Cheveux afros, bouclés, crépus : bientôt une formation obligatoire à New York, et en France ?
Dès septembre 2026, l’État de New York imposera à toutes ses écoles de coiffure de former leurs élèves aux cheveux texturés, afro, bouclés et crépus. Une mesure qui vise à corriger un déséquilibre historique : celui d’un métier qui, faute de formation appropriée, exclut une grande partie de la population.
À New York, les futurs professionnels de la coiffure ne pourront bientôt plus ignorer les spécificités des cheveux texturés. Une nouvelle réglementation, qui entrera en vigueur en septembre 2026, impose aux écoles de cosmétologie et de coiffure d’intégrer une formation obligatoire aux cheveux afro, bouclés, frisés et crépus. Objectif : permettre aux salons d’accueillir tous les clients avec le même niveau de compétence, quelle que soit leur texture capillaire. Concrètement, les élèves devront être formés à l’entretien, l’hydratation, le coiffage, le tressage, les techniques de protection et la compréhension des différentes textures naturelles.
Derrière cette réforme, une réalité : depuis des années, des femmes afro-descendantes dénoncent les difficultés rencontrées dans certains salons, où les coiffeurs reconnaissent parfois ne pas savoir traiter les cheveux crépus ou bouclés. Pour les associations et les professionnels du secteur, cette absence de formation constitue une forme d’exclusion longtemps ignorée.
Un impact économique et symbolique
Au-delà de la dimension symbolique, cette évolution pourrait avoir un impact économique important. Le marché des produits et services destinés aux cheveux texturés connaît une forte croissance aux États-Unis. New York, premier État à franchir le pas, pourrait encourager d’autres États américains, voire d’autres pays, à revoir leurs standards de formation. Pour de nombreux observateurs, cette décision marque surtout une reconnaissance plus large de la diversité capillaire dans une industrie longtemps critiquée pour son manque de représentativité.
Et en France ? 20 % de la population concernée
Le problème est le même de l’autre côté de l’Atlantique. En France, plus de 20 % de la population a les cheveux crépus, frisés ou bouclés. Mais quand on entre dans un salon de coiffure, rares sont les professionnels capables de prendre soin de ce type de cheveux. La faute à un manque de formation. Le CAP coiffure, souvent réalisé en deux ans, a un programme très condensé. Les cheveux texturés y sont généralement ignorés.
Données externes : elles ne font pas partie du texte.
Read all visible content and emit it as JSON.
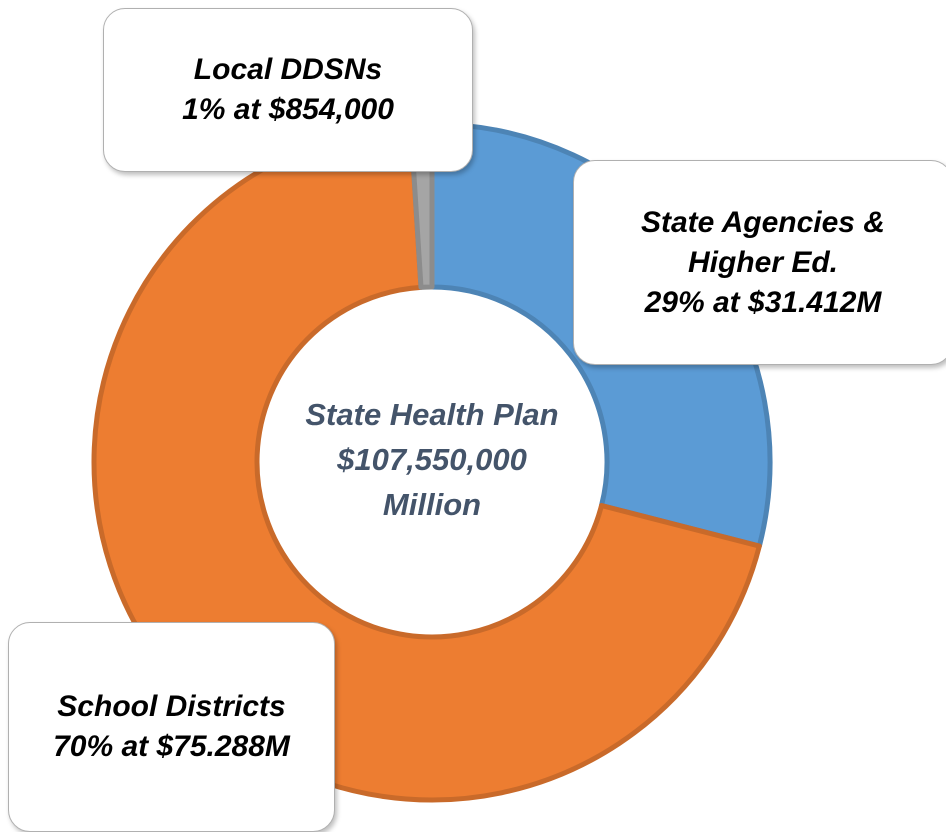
{
  "chart_data": {
    "type": "donut",
    "center_text": [
      "State Health Plan",
      "$107,550,000",
      "Million"
    ],
    "categories": [
      "State Agencies & Higher Ed.",
      "School Districts",
      "Local DDSNs"
    ],
    "values": [
      29,
      70,
      1
    ],
    "value_labels": [
      "29% at $31.412M",
      "70% at $75.288M",
      "1% at $854,000"
    ],
    "colors": [
      "#5b9bd5",
      "#ed7d31",
      "#a5a5a5"
    ]
  }
}
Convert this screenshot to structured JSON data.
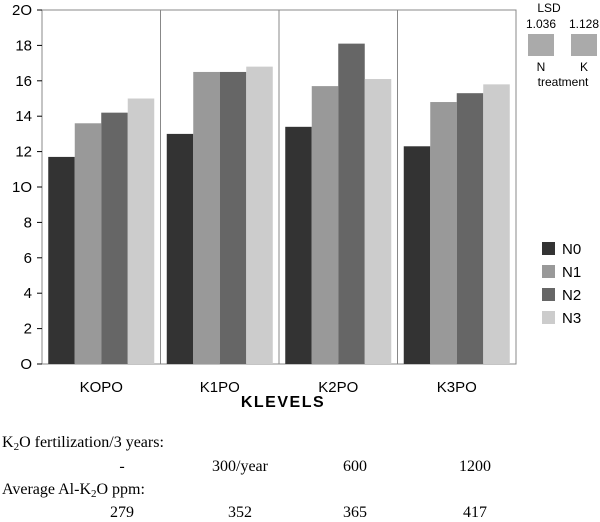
{
  "chart_data": {
    "type": "bar",
    "categories": [
      "KOPO",
      "K1PO",
      "K2PO",
      "K3PO"
    ],
    "series": [
      {
        "name": "N0",
        "values": [
          11.7,
          13.0,
          13.4,
          12.3
        ],
        "color": "#333333"
      },
      {
        "name": "N1",
        "values": [
          13.6,
          16.5,
          15.7,
          14.8
        ],
        "color": "#999999"
      },
      {
        "name": "N2",
        "values": [
          14.2,
          16.5,
          18.1,
          15.3
        ],
        "color": "#666666"
      },
      {
        "name": "N3",
        "values": [
          15.0,
          16.8,
          16.1,
          15.8
        ],
        "color": "#cccccc"
      }
    ],
    "xlabel": "KLEVELS",
    "ylabel": "",
    "ylim": [
      0,
      20
    ],
    "yticks": [
      "O",
      "2",
      "4",
      "6",
      "8",
      "1O",
      "12",
      "14",
      "16",
      "18",
      "2O"
    ],
    "grid": false,
    "legend_position": "right",
    "lsd": {
      "title": "LSD",
      "items": [
        {
          "value": "1.036",
          "label": "N"
        },
        {
          "value": "1.128",
          "label": "K"
        }
      ],
      "caption": "treatment",
      "color": "#aaaaaa"
    }
  },
  "table": {
    "row1_label": {
      "pre": "K",
      "sub": "2",
      "post": "O fertilization/3 years:"
    },
    "row1_values": [
      "-",
      "300/year",
      "600",
      "1200"
    ],
    "row2_label": {
      "pre": "Average Al-K",
      "sub": "2",
      "post": "O ppm:"
    },
    "row2_values": [
      "279",
      "352",
      "365",
      "417"
    ]
  }
}
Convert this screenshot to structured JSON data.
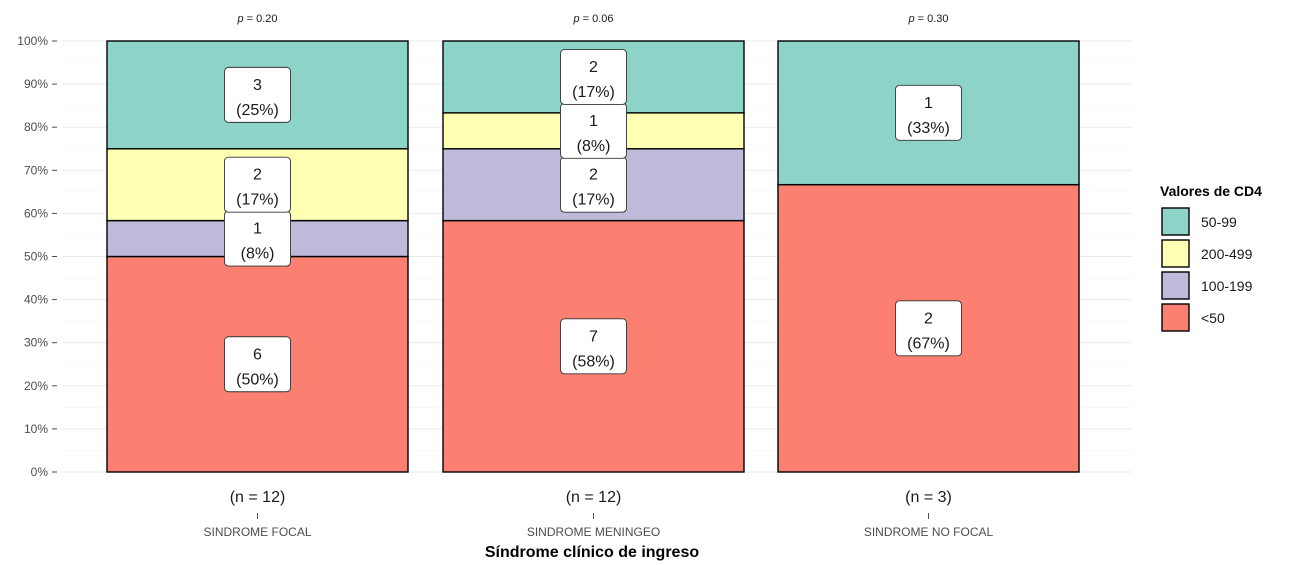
{
  "chart_data": {
    "type": "bar",
    "stacked": true,
    "normalized": true,
    "xlabel": "Síndrome clínico de ingreso",
    "ylabel": "",
    "ylim": [
      0,
      100
    ],
    "y_ticks": [
      "0%",
      "10%",
      "20%",
      "30%",
      "40%",
      "50%",
      "60%",
      "70%",
      "80%",
      "90%",
      "100%"
    ],
    "grid": true,
    "legend": {
      "title": "Valores de CD4",
      "position": "right",
      "entries": [
        {
          "label": "50-99",
          "color": "#8dd3c7"
        },
        {
          "label": "200-499",
          "color": "#ffffb3"
        },
        {
          "label": "100-199",
          "color": "#bebada"
        },
        {
          "label": "<50",
          "color": "#fb8072"
        }
      ]
    },
    "stack_order_bottom_to_top": [
      "<50",
      "100-199",
      "200-499",
      "50-99"
    ],
    "categories": [
      {
        "name": "SINDROME FOCAL",
        "n_label": "(n = 12)",
        "p_label": "p = 0.20",
        "segments": [
          {
            "group": "<50",
            "count": 6,
            "pct": 50,
            "label_count": "6",
            "label_pct": "(50%)"
          },
          {
            "group": "100-199",
            "count": 1,
            "pct": 8.33,
            "label_count": "1",
            "label_pct": "(8%)"
          },
          {
            "group": "200-499",
            "count": 2,
            "pct": 16.67,
            "label_count": "2",
            "label_pct": "(17%)"
          },
          {
            "group": "50-99",
            "count": 3,
            "pct": 25,
            "label_count": "3",
            "label_pct": "(25%)"
          }
        ]
      },
      {
        "name": "SINDROME MENINGEO",
        "n_label": "(n = 12)",
        "p_label": "p = 0.06",
        "segments": [
          {
            "group": "<50",
            "count": 7,
            "pct": 58.33,
            "label_count": "7",
            "label_pct": "(58%)"
          },
          {
            "group": "100-199",
            "count": 2,
            "pct": 16.67,
            "label_count": "2",
            "label_pct": "(17%)"
          },
          {
            "group": "200-499",
            "count": 1,
            "pct": 8.33,
            "label_count": "1",
            "label_pct": "(8%)"
          },
          {
            "group": "50-99",
            "count": 2,
            "pct": 16.67,
            "label_count": "2",
            "label_pct": "(17%)"
          }
        ]
      },
      {
        "name": "SINDROME NO FOCAL",
        "n_label": "(n = 3)",
        "p_label": "p = 0.30",
        "segments": [
          {
            "group": "<50",
            "count": 2,
            "pct": 66.67,
            "label_count": "2",
            "label_pct": "(67%)"
          },
          {
            "group": "50-99",
            "count": 1,
            "pct": 33.33,
            "label_count": "1",
            "label_pct": "(33%)"
          }
        ]
      }
    ]
  }
}
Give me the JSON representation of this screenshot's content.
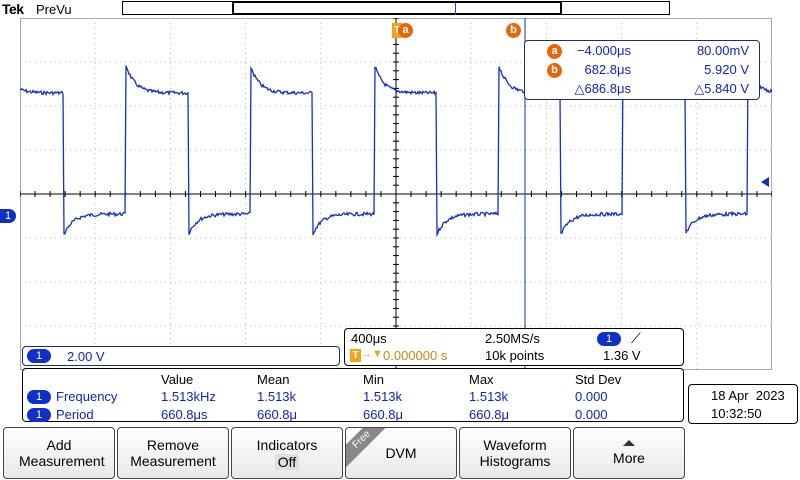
{
  "header": {
    "brand": "Tek",
    "acquisition_state": "PreVu"
  },
  "markers": {
    "trigger_position_glyph": "T",
    "cursor_a_glyph": "a",
    "cursor_b_glyph": "b",
    "channel_glyph": "1"
  },
  "cursor_readout": {
    "a": {
      "label": "a",
      "time": "−4.000μs",
      "value": "80.00mV"
    },
    "b": {
      "label": "b",
      "time": "682.8μs",
      "value": "5.920 V"
    },
    "delta": {
      "time": "△686.8μs",
      "value": "△5.840 V"
    }
  },
  "vertical": {
    "channel": "1",
    "scale": "2.00 V"
  },
  "horizontal": {
    "timebase": "400μs",
    "sample_rate": "2.50MS/s",
    "trigger_channel": "1",
    "trigger_slope_glyph": "⟋",
    "trigger_position": "0.000000 s",
    "record_length": "10k points",
    "trigger_level": "1.36 V",
    "trigger_position_glyph": "T",
    "arrow_glyph": "→▼"
  },
  "measurements": {
    "headers": [
      "Value",
      "Mean",
      "Min",
      "Max",
      "Std Dev"
    ],
    "rows": [
      {
        "channel": "1",
        "name": "Frequency",
        "value": "1.513kHz",
        "mean": "1.513k",
        "min": "1.513k",
        "max": "1.513k",
        "std": "0.000"
      },
      {
        "channel": "1",
        "name": "Period",
        "value": "660.8μs",
        "mean": "660.8μ",
        "min": "660.8μ",
        "max": "660.8μ",
        "std": "0.000"
      }
    ]
  },
  "datetime": {
    "date": "18 Apr  2023",
    "time": "10:32:50"
  },
  "softkeys": {
    "add_measurement": "Add Measurement",
    "remove_measurement": "Remove Measurement",
    "indicators": "Indicators",
    "indicators_state": "Off",
    "free_tag": "Free",
    "dvm": "DVM",
    "waveform_histograms": "Waveform Histograms",
    "more": "More"
  },
  "colors": {
    "trace": "#1030c8",
    "cursor": "#e8660a",
    "trigger": "#f0a21c",
    "text_blue": "#1024c0"
  }
}
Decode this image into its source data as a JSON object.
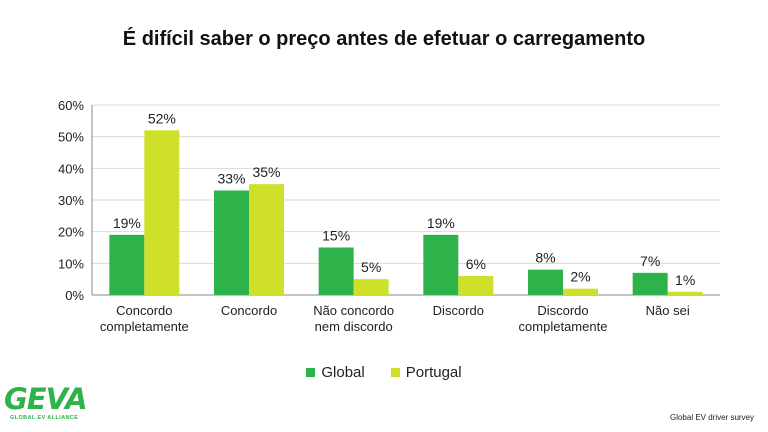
{
  "title": "É difícil saber o preço antes de efetuar o carregamento",
  "legend": [
    {
      "label": "Global",
      "color": "#2db34a"
    },
    {
      "label": "Portugal",
      "color": "#cfe02a"
    }
  ],
  "logo": {
    "name": "GEVA",
    "subtitle": "GLOBAL EV ALLIANCE"
  },
  "source": "Global EV driver survey",
  "chart_data": {
    "type": "bar",
    "categories": [
      [
        "Concordo",
        "completamente"
      ],
      [
        "Concordo"
      ],
      [
        "Não concordo",
        "nem discordo"
      ],
      [
        "Discordo"
      ],
      [
        "Discordo",
        "completamente"
      ],
      [
        "Não sei"
      ]
    ],
    "series": [
      {
        "name": "Global",
        "color": "#2db34a",
        "values": [
          19,
          33,
          15,
          19,
          8,
          7
        ],
        "labels": [
          "19%",
          "33%",
          "15%",
          "19%",
          "8%",
          "7%"
        ]
      },
      {
        "name": "Portugal",
        "color": "#cfe02a",
        "values": [
          52,
          35,
          5,
          6,
          2,
          1
        ],
        "labels": [
          "52%",
          "35%",
          "5%",
          "6%",
          "2%",
          "1%"
        ]
      }
    ],
    "ylim": [
      0,
      60
    ],
    "yticks": [
      0,
      10,
      20,
      30,
      40,
      50,
      60
    ],
    "ytick_labels": [
      "0%",
      "10%",
      "20%",
      "30%",
      "40%",
      "50%",
      "60%"
    ],
    "grid": true,
    "legend_position": "bottom"
  }
}
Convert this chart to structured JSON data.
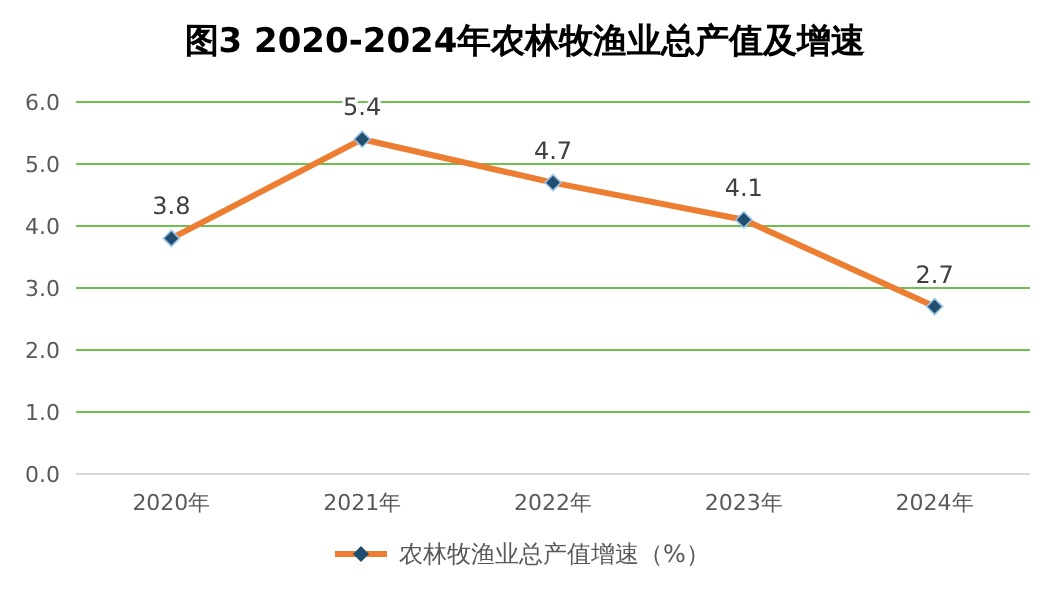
{
  "chart_data": {
    "type": "line",
    "title": "图3 2020-2024年农林牧渔业总产值及增速",
    "categories": [
      "2020年",
      "2021年",
      "2022年",
      "2023年",
      "2024年"
    ],
    "series": [
      {
        "name": "农林牧渔业总产值增速（%）",
        "color": "#ed7d31",
        "values": [
          3.8,
          5.4,
          4.7,
          4.1,
          2.7
        ]
      }
    ],
    "ylim": [
      0,
      6
    ],
    "yticks": [
      {
        "value": 0,
        "label": "0.0"
      },
      {
        "value": 1,
        "label": "1.0"
      },
      {
        "value": 2,
        "label": "2.0"
      },
      {
        "value": 3,
        "label": "3.0"
      },
      {
        "value": 4,
        "label": "4.0"
      },
      {
        "value": 5,
        "label": "5.0"
      },
      {
        "value": 6,
        "label": "6.0"
      }
    ],
    "grid": "y",
    "legend": "bottom",
    "marker": "diamond",
    "line_style": "solid",
    "data_labels": true
  }
}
Aujourd’hui, il existe un diplôme spécialisé dans les cheveux bouclés, frisés et crépus. Une formation de 200 heures, accessible après le CAP, pour apprendre des techniques de coiffage, de lissage, de coloration. L’objectif est ambitieux : permettre à chacun d’aller dans n’importe quel salon, quel que soit son type de cheveux. Pourtant, le chemin est encore long. Si la formation existe, elle n’est pas obligatoire. Et les mentalités, comme les pratiques, mettent du temps à évoluer. Mais la décision de New York pourrait accélérer les choses. En France comme ailleurs, l’industrie de la beauté doit faire sa révolution capillaire.